Finding second-order taylor's series

Question

Find second-order Taylor’s series approximation of the function $$F(x,y)=e^y(x-1)^2 + x$$ at the points (a) $(0,0)$ and (b) $(1,1)$.

I appreciate for any help.

I'm not confidence with my solve so I want some others solves.

Answer 1

$$F(x,y)=e^y(x-1)^2 + x$$ Now $F(0,0)=1\qquad \text{and}\qquad F(1,1)=1$

The formula for 2nd order Taylor approximation can be simplified to

$$f(a+h_1,b+h_2)\approx f(a,b) + f_x(a,b)h_1 + f_y(a,b)h_2 + \frac{1}{2}(h_1^2f_{xx}+h_1h_2f_{xy}+h_1h_2f_{yx}+h_2^2f_{yy})$$

where $h_1 = x-a$ and $h_2= y-b$

Here $$F_x=1+2(x-1)e^y\quad, \quad F_y=e^y(x-1)^2\quad, \quad F_{xx}=2e^y\quad, \quad F_{xy}=F_{yx}=2(x-1)e^y\quad, \quad F_{yy}=e^y(x-1)^2$$

Now $$F(x,y)\approx F(0,0)+F_x(0,0)(x-0)+F_y(0,0)(y-0)+\frac{1}{2}\{(x-0)^2F_{xx}(0,0)+(x-0)(y-0)F_{xy}(0,0)+(x-0)(y-0)F_{yx}(0,0)+(y-0)^2F_{yy}(0,0)\}$$

Hence $$F_x(0,0)=-1\quad, \quad F_y(0,0)=1\quad, \quad F_{xx}(0,0)=2\quad, \quad F_{xy}(0,0)=F_{yx}(0,0)=-2\quad, \quad F_{yy}(0,0)=1$$

So

$$F(x,y)\approx 1 -x+y+\frac{1}{2}\{2x^2-4xy+y^2\}$$

${}$

Again $$F(x,y)\approx F(1,1)+F_x(1,1)(x-1)+F_y(1,1)(y-1)+\frac{1}{2}\{(x-1)^2F_{xx}(1,1)+(x-1)(y-1)F_{xy}(1,1)+(x-1)(y-1)F_{yx}(1,1)+(y-1)^2F_{yy}(1,1)\}$$

Hence $$F_x(1,1)=1\quad, \quad F_y(1,1)=0\quad, \quad F_{xx}(1,1)=2e\quad, \quad F_{xy}(1,1)=F_{yx}(1,1)=0\quad, \quad F_{yy}(1,1)=0$$

So

$$F(x,y)\approx x+e(x-1)^2$$

Answer 2

Hint: Look up multivariable Taylor series. You will need the matrices of first and second partial derivatives (aka the Jacobian and the Hessian).
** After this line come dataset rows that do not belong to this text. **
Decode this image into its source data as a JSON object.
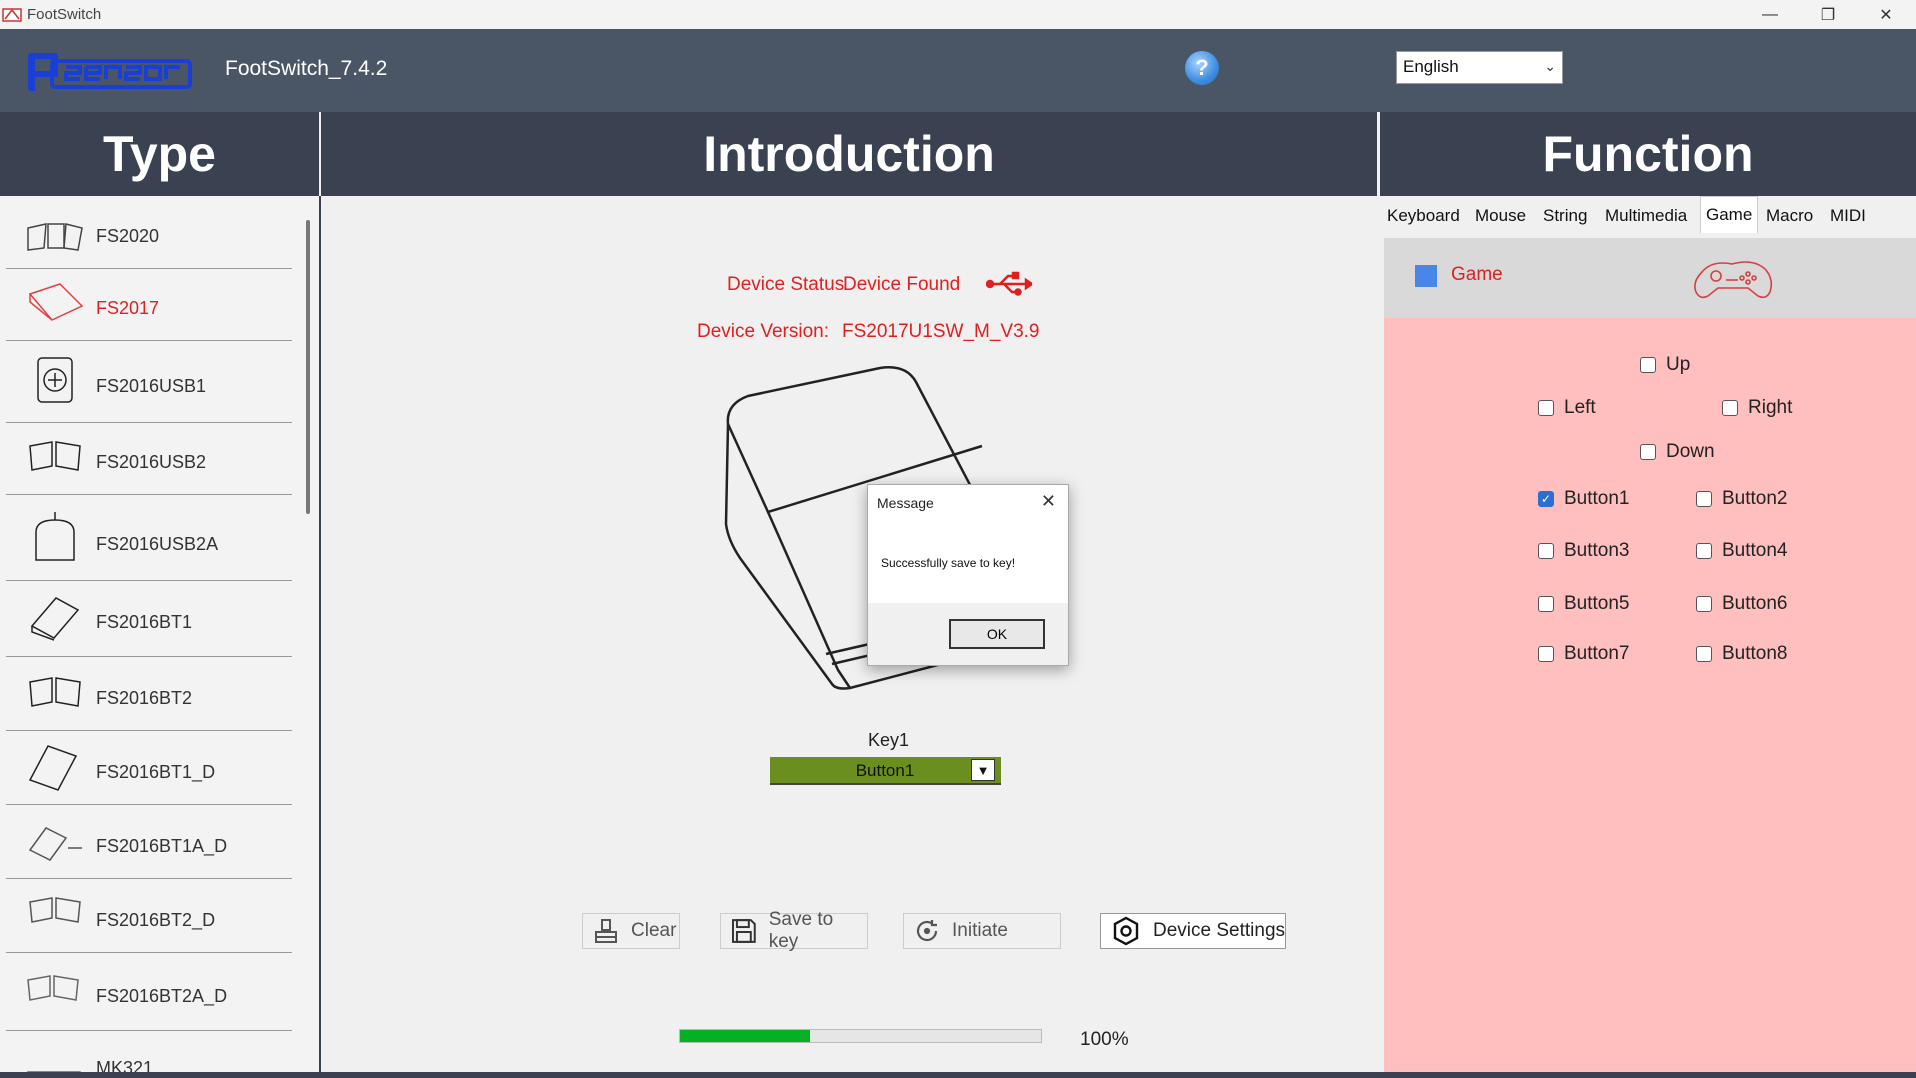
{
  "window": {
    "title": "FootSwitch"
  },
  "header": {
    "version": "FootSwitch_7.4.2",
    "help": "?",
    "language": "English"
  },
  "sections": {
    "type": "Type",
    "introduction": "Introduction",
    "function": "Function"
  },
  "types": [
    {
      "label": "FS2020",
      "icon": "fs2020-icon"
    },
    {
      "label": "FS2017",
      "icon": "fs2017-icon",
      "selected": true
    },
    {
      "label": "FS2016USB1",
      "icon": "fs2016usb1-icon"
    },
    {
      "label": "FS2016USB2",
      "icon": "fs2016usb2-icon"
    },
    {
      "label": "FS2016USB2A",
      "icon": "fs2016usb2a-icon"
    },
    {
      "label": "FS2016BT1",
      "icon": "fs2016bt1-icon"
    },
    {
      "label": "FS2016BT2",
      "icon": "fs2016bt2-icon"
    },
    {
      "label": "FS2016BT1_D",
      "icon": "fs2016bt1d-icon"
    },
    {
      "label": "FS2016BT1A_D",
      "icon": "fs2016bt1ad-icon"
    },
    {
      "label": "FS2016BT2_D",
      "icon": "fs2016bt2d-icon"
    },
    {
      "label": "FS2016BT2A_D",
      "icon": "fs2016bt2ad-icon"
    },
    {
      "label": "MK321",
      "icon": "mk321-icon"
    }
  ],
  "intro": {
    "status_label": "Device Status",
    "status_value": "Device Found",
    "version_label": "Device Version:",
    "version_value": "FS2017U1SW_M_V3.9",
    "key_label": "Key1",
    "key_value": "Button1",
    "buttons": {
      "clear": "Clear",
      "save": "Save to key",
      "initiate": "Initiate",
      "settings": "Device Settings"
    },
    "progress_percent": 36,
    "progress_text": "100%"
  },
  "dialog": {
    "title": "Message",
    "message": "Successfully save to key!",
    "ok": "OK"
  },
  "function": {
    "tabs": [
      "Keyboard",
      "Mouse",
      "String",
      "Multimedia",
      "Game",
      "Macro",
      "MIDI"
    ],
    "active_tab": "Game",
    "game_label": "Game",
    "checks": {
      "up": {
        "label": "Up",
        "checked": false
      },
      "left": {
        "label": "Left",
        "checked": false
      },
      "right": {
        "label": "Right",
        "checked": false
      },
      "down": {
        "label": "Down",
        "checked": false
      },
      "b1": {
        "label": "Button1",
        "checked": true
      },
      "b2": {
        "label": "Button2",
        "checked": false
      },
      "b3": {
        "label": "Button3",
        "checked": false
      },
      "b4": {
        "label": "Button4",
        "checked": false
      },
      "b5": {
        "label": "Button5",
        "checked": false
      },
      "b6": {
        "label": "Button6",
        "checked": false
      },
      "b7": {
        "label": "Button7",
        "checked": false
      },
      "b8": {
        "label": "Button8",
        "checked": false
      }
    }
  },
  "colors": {
    "header": "#4a5566",
    "section": "#3a4150",
    "accent_red": "#e02020",
    "key_green": "#6a8f1e",
    "pink": "#ffbfbf",
    "progress": "#06b025"
  }
}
Let me help. $F_x(x,y)=2e^y(x-1)+1, F_y(x,y)=e^y(x-1)^2, F_{xx}(x,y)=2e^y, F_{yy}(x,y)=e^y(x-1)^2$ and $F_{xy}(x,y)=2xe^y-2e^y$.

Now plug in the two points: $F_x(0,0)=-1, F_y(0,0)=1, F_{xx}(0,0)=2, F_{yy}(0,0)=1$ and $F_{xy}(0,0)=-2$.

Now let's finish $a$: $p_2(x,y)=1+\begin {pmatrix}-1&1\end{pmatrix}\begin {pmatrix}x\\y\end{pmatrix}+\dfrac12\begin {pmatrix}x&y\end{pmatrix}\begin{pmatrix}2&-2\\-2&1\end{pmatrix}\begin{pmatrix}x\\y\end{pmatrix}=1+y-x+\dfrac12\begin {pmatrix}x&y\end{pmatrix}\begin{pmatrix}2x-2y\\y-2x\end{pmatrix}=1+y-x+x^2-2xy+\frac{y^2}2 $.

I leave the second order Taylor polynomial at $(1,1)$ to you.